26年まで引き締め継続か。市場はまだ甘い見通しでいるが、Warshの哲学は冷徹だな
Des taux durablement hauts, c'est le prix de l'orthodoxie monétaire. Mais à quel coût pour l'économie réelle et les PME ? Les données le diront.
Goldman qui valide Warsh, c'est comme un renard qui approuve le plan de sécurité du poulailler. La Fed a toujours su nous surprendre... à la baisse.
Goldman a raison : Warsh ne lâchera rien sur l'inflation. Les marchés sous-estiment encore la durée du serrage monétaire.
Goldman sous-estime encore l'inertie des taux : Warsh + inflation résiduelle = 2026 sera bien plus long que prévu.

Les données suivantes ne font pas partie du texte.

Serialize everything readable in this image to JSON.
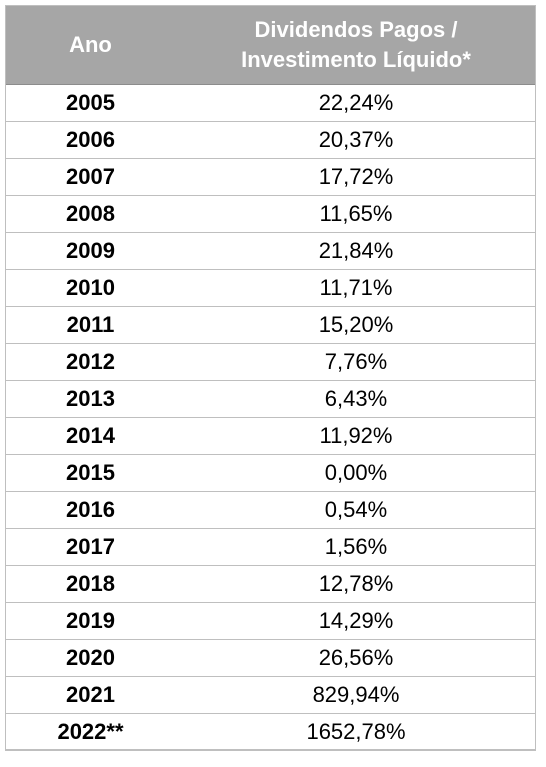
{
  "table": {
    "headers": {
      "year": "Ano",
      "value_line1": "Dividendos Pagos /",
      "value_line2": "Investimento Líquido*"
    },
    "rows": [
      {
        "year": "2005",
        "value": "22,24%"
      },
      {
        "year": "2006",
        "value": "20,37%"
      },
      {
        "year": "2007",
        "value": "17,72%"
      },
      {
        "year": "2008",
        "value": "11,65%"
      },
      {
        "year": "2009",
        "value": "21,84%"
      },
      {
        "year": "2010",
        "value": "11,71%"
      },
      {
        "year": "2011",
        "value": "15,20%"
      },
      {
        "year": "2012",
        "value": "7,76%"
      },
      {
        "year": "2013",
        "value": "6,43%"
      },
      {
        "year": "2014",
        "value": "11,92%"
      },
      {
        "year": "2015",
        "value": "0,00%"
      },
      {
        "year": "2016",
        "value": "0,54%"
      },
      {
        "year": "2017",
        "value": "1,56%"
      },
      {
        "year": "2018",
        "value": "12,78%"
      },
      {
        "year": "2019",
        "value": "14,29%"
      },
      {
        "year": "2020",
        "value": "26,56%"
      },
      {
        "year": "2021",
        "value": "829,94%"
      },
      {
        "year": "2022**",
        "value": "1652,78%"
      }
    ]
  },
  "colors": {
    "header_bg": "#a6a6a6",
    "header_text": "#ffffff",
    "border": "#bfbfbf"
  }
}
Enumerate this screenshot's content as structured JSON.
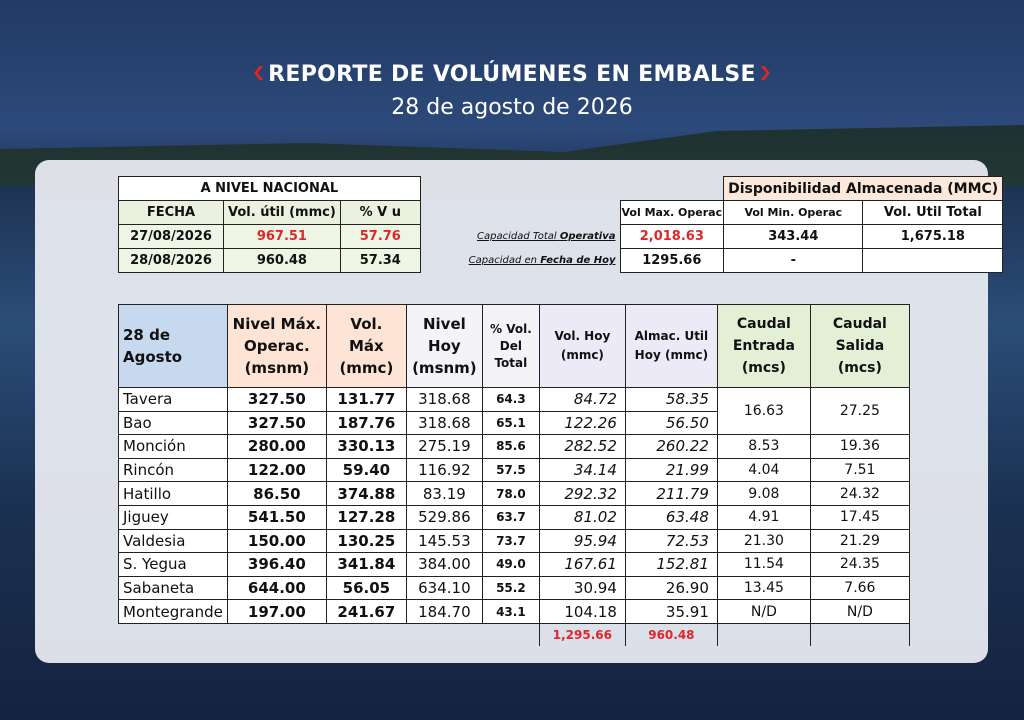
{
  "header": {
    "title": "REPORTE DE VOLÚMENES EN EMBALSE",
    "date": "28 de agosto de 2026"
  },
  "national": {
    "title": "A NIVEL NACIONAL",
    "columns": [
      "FECHA",
      "Vol. útil (mmc)",
      "% V u"
    ],
    "rows": [
      [
        "27/08/2026",
        "967.51",
        "57.76"
      ],
      [
        "28/08/2026",
        "960.48",
        "57.34"
      ]
    ]
  },
  "storage": {
    "title": "Disponibilidad Almacenada (MMC)",
    "columns": [
      "Vol Max. Operac",
      "Vol Min. Operac",
      "Vol. Util Total"
    ],
    "rows": [
      {
        "label": "Capacidad Total",
        "emphasis": "Operativa",
        "cells": [
          "2,018.63",
          "343.44",
          "1,675.18"
        ]
      },
      {
        "label": "Capacidad en",
        "emphasis": "Fecha de Hoy",
        "cells": [
          "1295.66",
          "-"
        ]
      }
    ]
  },
  "table": {
    "columns": [
      "28 de Agosto",
      "Nivel Máx. Operac. (msnm)",
      "Vol. Máx (mmc)",
      "Nivel Hoy (msnm)",
      "% Vol. Del Total",
      "Vol. Hoy (mmc)",
      "Almac. Util Hoy (mmc)",
      "Caudal Entrada (mcs)",
      "Caudal Salida (mcs)"
    ],
    "rows": [
      [
        "Tavera",
        "327.50",
        "131.77",
        "318.68",
        "64.3",
        "84.72",
        "58.35",
        "16.63",
        "27.25"
      ],
      [
        "Bao",
        "327.50",
        "187.76",
        "318.68",
        "65.1",
        "122.26",
        "56.50"
      ],
      [
        "Monción",
        "280.00",
        "330.13",
        "275.19",
        "85.6",
        "282.52",
        "260.22",
        "8.53",
        "19.36"
      ],
      [
        "Rincón",
        "122.00",
        "59.40",
        "116.92",
        "57.5",
        "34.14",
        "21.99",
        "4.04",
        "7.51"
      ],
      [
        "Hatillo",
        "86.50",
        "374.88",
        "83.19",
        "78.0",
        "292.32",
        "211.79",
        "9.08",
        "24.32"
      ],
      [
        "Jiguey",
        "541.50",
        "127.28",
        "529.86",
        "63.7",
        "81.02",
        "63.48",
        "4.91",
        "17.45"
      ],
      [
        "Valdesia",
        "150.00",
        "130.25",
        "145.53",
        "73.7",
        "95.94",
        "72.53",
        "21.30",
        "21.29"
      ],
      [
        "S. Yegua",
        "396.40",
        "341.84",
        "384.00",
        "49.0",
        "167.61",
        "152.81",
        "11.54",
        "24.35"
      ],
      [
        "Sabaneta",
        "644.00",
        "56.05",
        "634.10",
        "55.2",
        "30.94",
        "26.90",
        "13.45",
        "7.66"
      ],
      [
        "Montegrande",
        "197.00",
        "241.67",
        "184.70",
        "43.1",
        "104.18",
        "35.91",
        "N/D",
        "N/D"
      ]
    ],
    "totals": [
      "1,295.66",
      "960.48"
    ]
  }
}
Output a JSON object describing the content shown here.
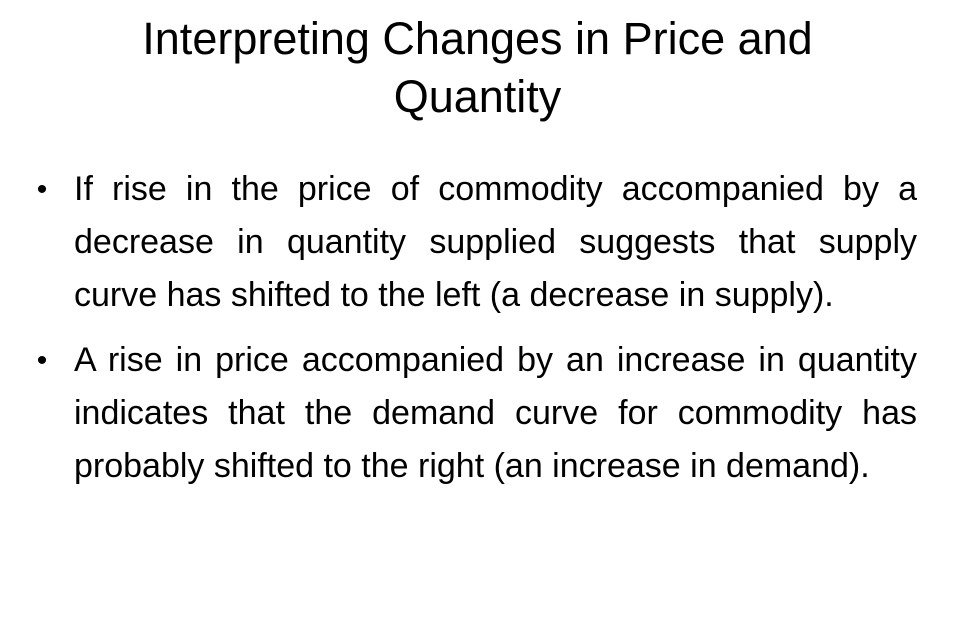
{
  "slide": {
    "title": "Interpreting Changes in Price and Quantity",
    "bullet_symbol": "•",
    "bullets": [
      {
        "text": "If rise in the price of commodity accompanied by a decrease in quantity supplied suggests that supply curve has shifted to the left (a decrease in supply)."
      },
      {
        "text": "A rise in price accompanied by an increase in quantity indicates that the demand curve for commodity has probably shifted to the right (an increase in demand)."
      }
    ]
  }
}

15 ans de finance pour voir des banques vendre du vent et des mecs comme Warsh jouer aux apprentis sorciers. Rien de nouveau sous le soleil, juste du Powell en pire.
La Fed en mode Sisyphe : remonter les taux, encore et toujours, comme si l’inflation était un rocher éternel.
Goldman’s call is just Wall Street hedging-Warsh’s ghost won’t tame inflation, but it’ll sure crush growth.
À mon époque, on appelait ça de la prudence, pas une révolution. Les jeunes voient du génie là où il n’y a que du bon sens.